The desaturase index (DI) represents a proxy for Δ⁹-desaturase in the mammary gland and is calculated from fatty acid pairs that represent the product–substrate for this enzyme [67]. Milk fat desaturase indices are often altered during diet-induced MFD and CLA causes a reduction in milk fat as well as a shift in the DI. Oliveira et al. [46] and Perfield II et al. [59] demonstrated decreases in the ratios of C14:1/C14, 16:1/C16, C18:1/18:0, and RA/TVA, as did Chandler et al. [68] for C14:1/C14, 16:1/C16, and C18:1/18:0 (p < 0.01) and Hussain et al. [52] for 16:1/C16 (p < 0.05) as a result of CLA administration. In turn, Dohme-Meier and Bee [44] noted a decrease in 18:1/18:0 and an increase in 16:1/C16:0 (p < 0.05). In our study, the addition of IPO decreased the ratio of oleic acid (C18:1) to stearic acid (C18:0) and rumenic acid (c9,t11 CLA) to trans-vaccenic acid (C18:1 t11) (p < 0.01, p < 0.05), and had no effect on C14:1/C14 and C16:1/C16 ratios in either species of animal.
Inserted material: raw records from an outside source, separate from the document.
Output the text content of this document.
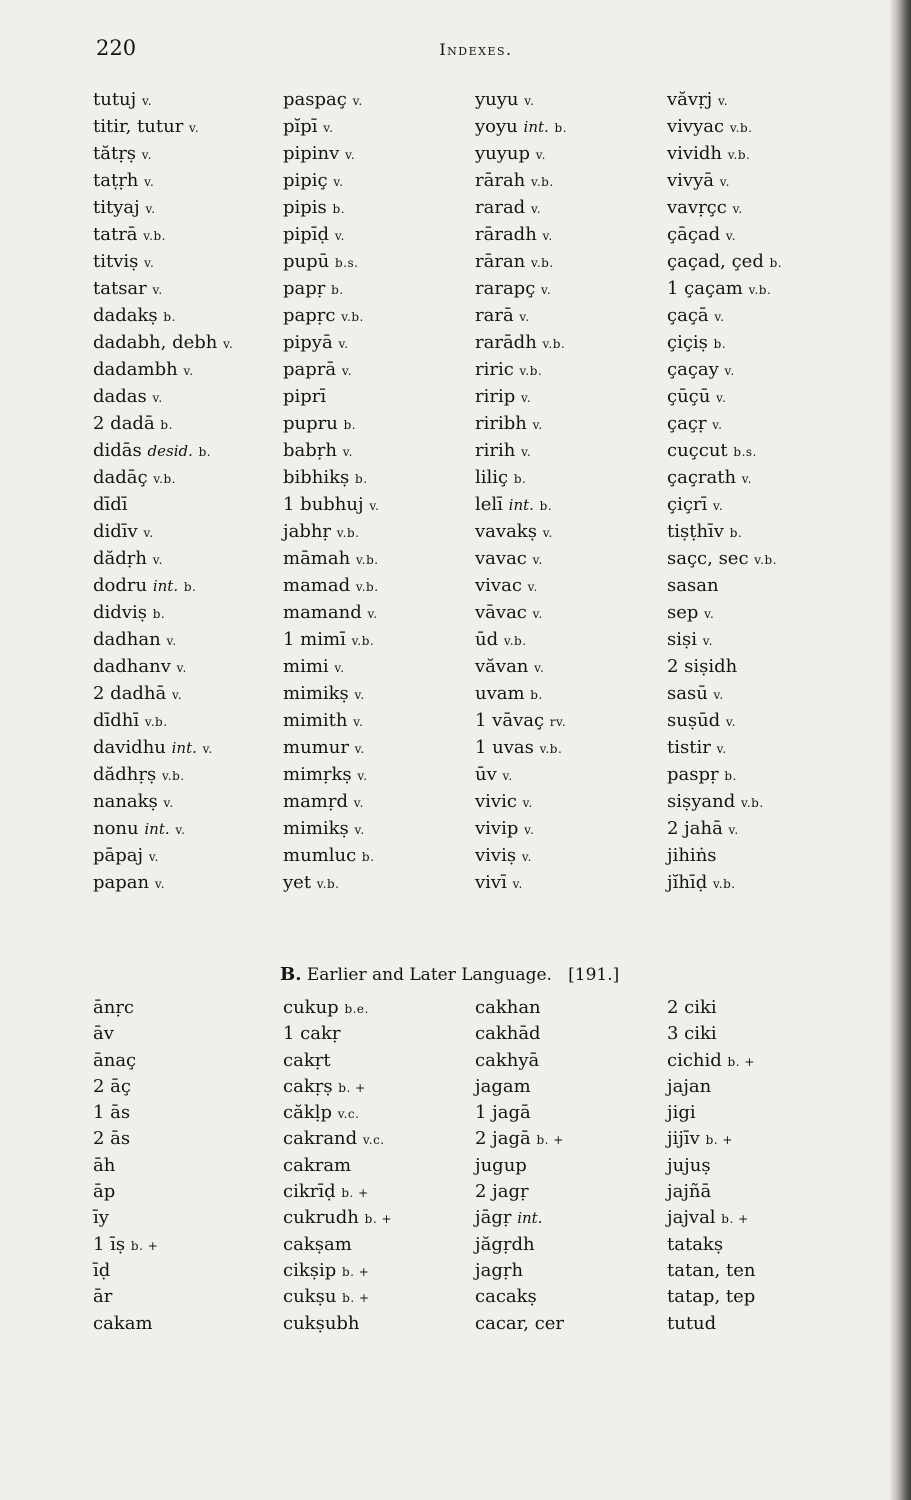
220	Indexes.
tutuj v.
titir, tutur v.
tătṛṣ v.
taṭṛh v.
tityaj v.
tatrā v.b.
titviṣ v.
tatsar v.
dadakṣ b.
dadabh, debh v.
dadambh v.
dadas v.
2 dadā b.
didās desid. b.
dadāç v.b.
dīdī
didīv v.
dădṛh v.
dodru int. b.
didviṣ b.
dadhan v.
dadhanv v.
2 dadhā v.
dīdhī v.b.
davidhu int. v.
dădhṛṣ v.b.
nanakṣ v.
nonu int. v.
pāpaj v.
papan v.
paspaç v.
pĭpī v.
pipinv v.
pipiç v.
pipis b.
pipīḍ v.
pupū b.s.
papṛ b.
papṛc v.b.
pipyā v.
paprā v.
piprī
pupru b.
babṛh v.
bibhikṣ b.
1 bubhuj v.
jabhṛ v.b.
māmah v.b.
mamad v.b.
mamand v.
1 mimī v.b.
mimi v.
mimikṣ v.
mimith v.
mumur v.
mimṛkṣ v.
mamṛd v.
mimikṣ v.
mumluc b.
yet v.b.
yuyu v.
yoyu int. b.
yuyup v.
rārah v.b.
rarad v.
rāradh v.
rāran v.b.
rarapç v.
rarā v.
rarādh v.b.
riric v.b.
ririp v.
riribh v.
ririh v.
liliç b.
lelī int. b.
vavakṣ v.
vavac v.
vivac v.
vāvac v.
ūd v.b.
văvan v.
uvam b.
1 vāvaç rv.
1 uvas v.b.
ūv v.
vivic v.
vivip v.
viviṣ v.
vivī v.
văvṛj v.
vivyac v.b.
vividh v.b.
vivyā v.
vavṛçc v.
çāçad v.
çaçad, çed b.
1 çaçam v.b.
çaçā v.
çiçiṣ b.
çaçay v.
çūçū v.
çaçṛ v.
cuçcut b.s.
çaçrath v.
çiçrī v.
tiṣṭhīv b.
saçc, sec v.b.
sasan
sep v.
siṣi v.
2 siṣidh
sasū v.
suṣūd v.
tistir v.
paspṛ b.
siṣyand v.b.
2 jahā v.
jihiṅs
jĭhīḍ v.b.
B. Earlier and Later Language. [191.]
ānṛc
āv
ānaç
2 āç
1 ās
2 ās
āh
āp
īy
1 īṣ b. +
īḍ
ār
cakam
cukup b.e.
1 cakṛ
cakṛt
cakṛṣ b. +
căkḷp v.c.
cakrand v.c.
cakram
cikrīḍ b. +
cukrudh b. +
cakṣam
cikṣip b. +
cukṣu b. +
cukṣubh
cakhan
cakhād
cakhyā
jagam
1 jagā
2 jagā b. +
jugup
2 jagṛ
jāgṛ int.
jăgṛdh
jagṛh
cacakṣ
cacar, cer
2 ciki
3 ciki
cichid b. +
jajan
jigi
jijīv b. +
jujuṣ
jajñā
jajval b. +
tatakṣ
tatan, ten
tatap, tep
tutud
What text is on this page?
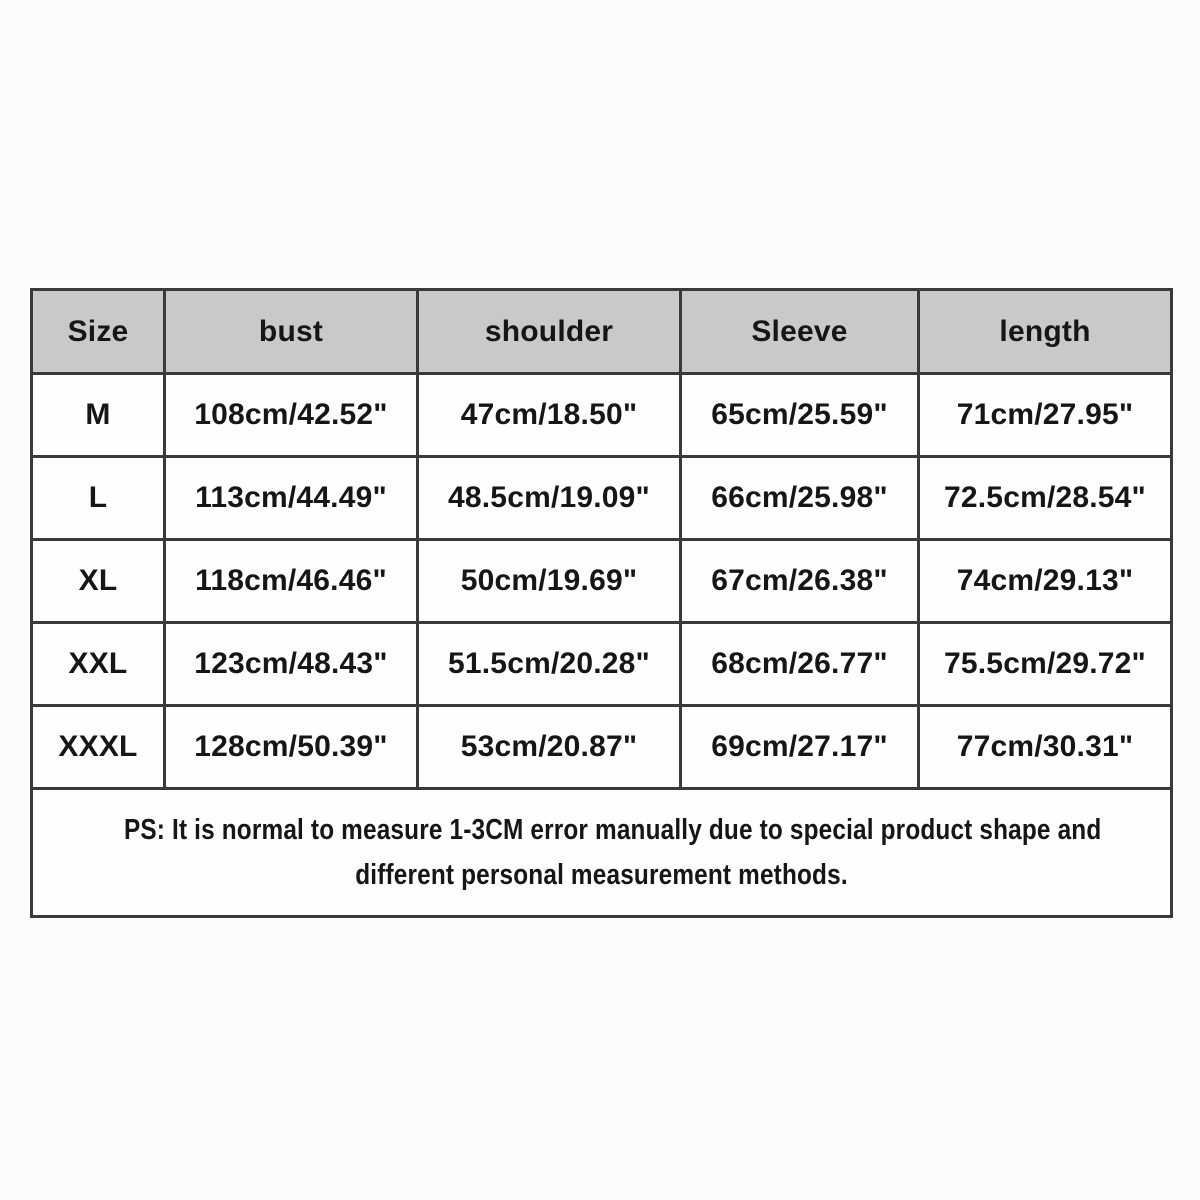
Size	bust	shoulder	Sleeve	length
M	108cm/42.52"	47cm/18.50"	65cm/25.59"	71cm/27.95"
L	113cm/44.49"	48.5cm/19.09"	66cm/25.98"	72.5cm/28.54"
XL	118cm/46.46"	50cm/19.69"	67cm/26.38"	74cm/29.13"
XXL	123cm/48.43"	51.5cm/20.28"	68cm/26.77"	75.5cm/29.72"
XXXL	128cm/50.39"	53cm/20.87"	69cm/27.17"	77cm/30.31"

PS: It is normal to measure 1-3CM error manually due to special product shape and
different personal measurement methods.				
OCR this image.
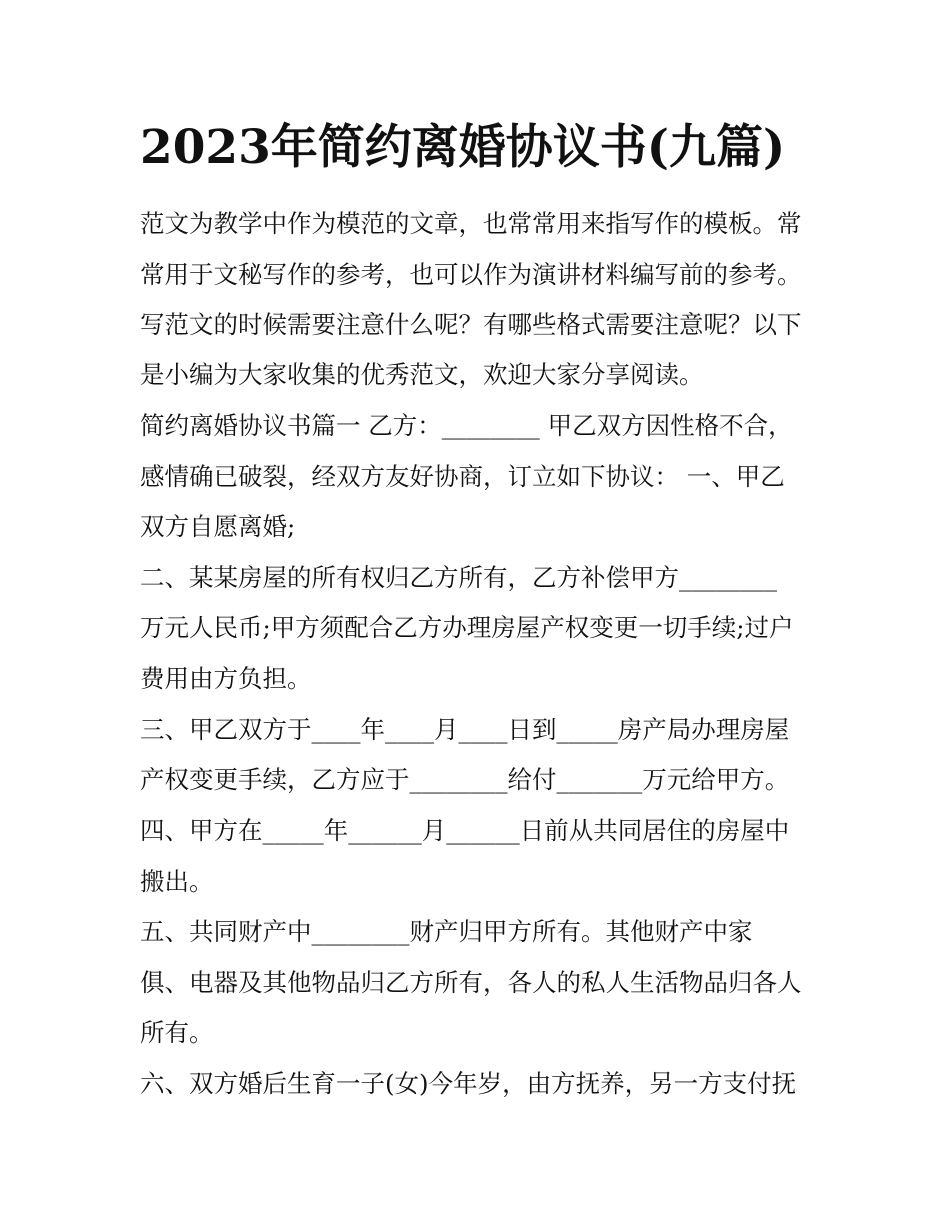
2023年简约离婚协议书(九篇)

范文为教学中作为模范的文章，也常常用来指写作的模板。常

常用于文秘写作的参考，也可以作为演讲材料编写前的参考。

写范文的时候需要注意什么呢？有哪些格式需要注意呢？以下

是小编为大家收集的优秀范文，欢迎大家分享阅读。

简约离婚协议书篇一 乙方：________ 甲乙双方因性格不合，

感情确已破裂，经双方友好协商，订立如下协议： 一、甲乙

双方自愿离婚;

二、某某房屋的所有权归乙方所有，乙方补偿甲方________

万元人民币;甲方须配合乙方办理房屋产权变更一切手续;过户

费用由方负担。

三、甲乙双方于____年____月____日到_____房产局办理房屋

产权变更手续，乙方应于________给付_______万元给甲方。

四、甲方在_____年______月______日前从共同居住的房屋中

搬出。

五、共同财产中________财产归甲方所有。其他财产中家

俱、电器及其他物品归乙方所有，各人的私人生活物品归各人

所有。

六、双方婚后生育一子(女)今年岁，由方抚养，另一方支付抚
Given the negative role of C12:0, C14:0, and C16:0 acids, Ulbricht and Southgate [32] proposed the atherogenic index (AI). Conclusions concerning fat quality from the point of view of human diet may be drawn based on AI values. In our study, the AI value decreased from 10.6% to 20.5%, depending on the species of animal and the duration of the IPO additive administration.

5. Conclusions

The supplementation of the rations of dairy cows and ewes with isomerized poppy seed oil (IPO) reduced the content of milk fat, which had been confirmed in earlier studies, showing that dietary CLA lowered milk fat content in lactating animals. The decreased milk fat secretion was accompanied by a lower proportion of short-chain FAs (C4–10) as well as medium-chain FAs (C12–16) (i.e., laurynic, myristic, and palmitic acids) exhibiting atherogenic and thrombogenic effects, which is, in turn, consistent with the inhibitory effect of trans-10,cis-12 CLA on de novo FA synthesis. On the other hand, the content of biologically active FAs with pro-health properties (i.e., CLA isomers c9,t11 and t10,c12 and TVA) increased significantly in milk fat in both animal species as a result of IPO supplementation. In addition, it was observed that for sheep, the time of IPO supplementation had a greater effect on the spectrum of changes in individual fatty acids than in cows. This study demonstrated that isomerized poppy seed oil with high concentrations of CLA could be used in dairy animals to change the nutritional quality and associated health value of milk, which is beneficial from a human point of view.